An unimagined, unprecedented, and profoundly horrifying fire tornado (or firenado) was determined to be the cause of death of a Redding firefighter who died on July 26 as the fast-growing Carr Fire hit its apex. Death came in an instant in the most intense tornado ever in the state, the San Francisco Chronicle reported Wednesday.
The monster tornado with a base the size of three football fields and winds up to 165 miles an hour swept down upon Jeremiah “Jeremy” Stoke in mere seconds, according to a California Department of Forestry and Fire Protection report.
At 7:39 p.m. the longtime Redding Fire Department veteran was driving his Ford F-150 truck down Buenaventura Road in northwest Redding, working on evacuating residents. One minute later he radioed out a “mayday” call saying he was getting burned over, and then his transmissions abruptly stopped.
Fire dispatchers desperately tried to find him by “pinging” his cell phone. One Cal Fire supervisor, leading evacuees as he went, drove north on Buenaventura toward where Stoke, a 37-year-old fire inspector, had been headed. There was no sign of him.
Meanwhile, the tornado was so ferocious it pulsed with 2,700 degrees of heat. It ripped roofs off houses and flung cars, power line towers and a steel shipping container into the air — all within a half-mile of the spot where Stoke was believed to have been trapped, according to the report. The phenomenon, exploding in the middle of what was already a gigantic, devastating wildfire, was so unusual even Cal Fire investigators are still struggling to understand it.
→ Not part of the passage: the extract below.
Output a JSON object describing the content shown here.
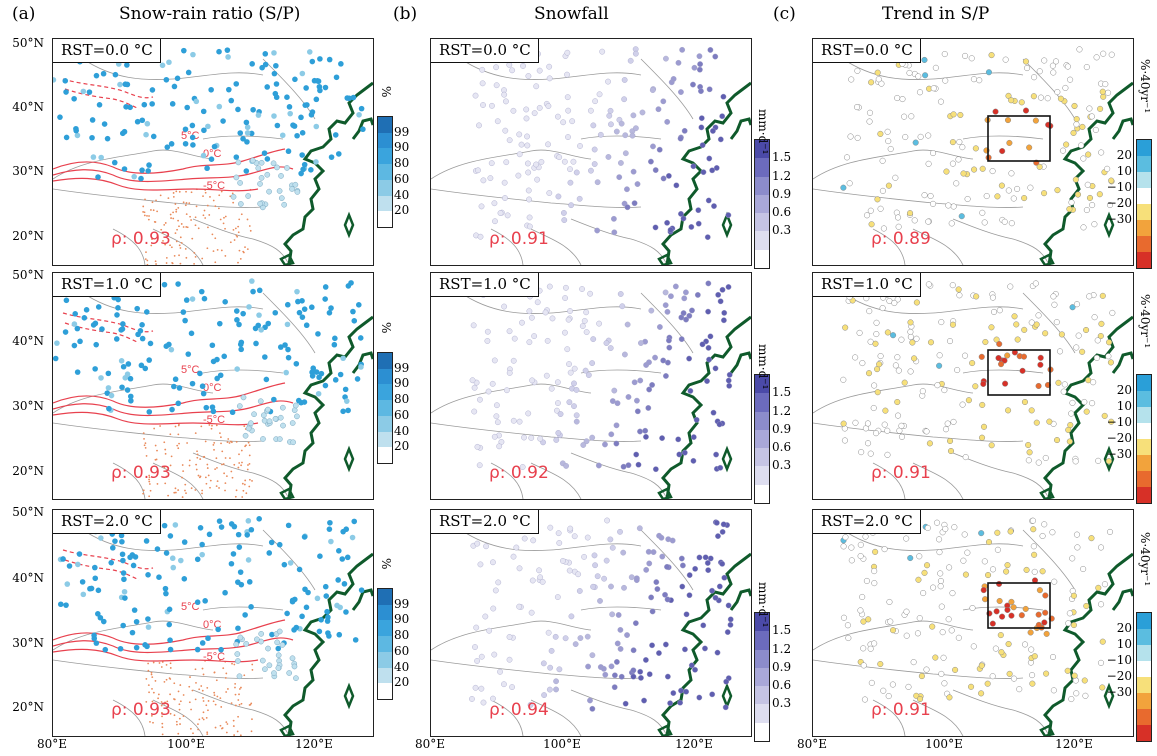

Several videos show a terrifying, huge funnel dwarfing houses and fields as it shoves its swirling, flame-filled clouds high into the air. One video shows a tornado skipping along the water’s surface at Keswick Dam.
Stoke was well familiar with the dangers of out-of-control wildfires. But this tornado, the report and experts say, was unlike anything experienced before in California — quick, hot, huge and unpredictable.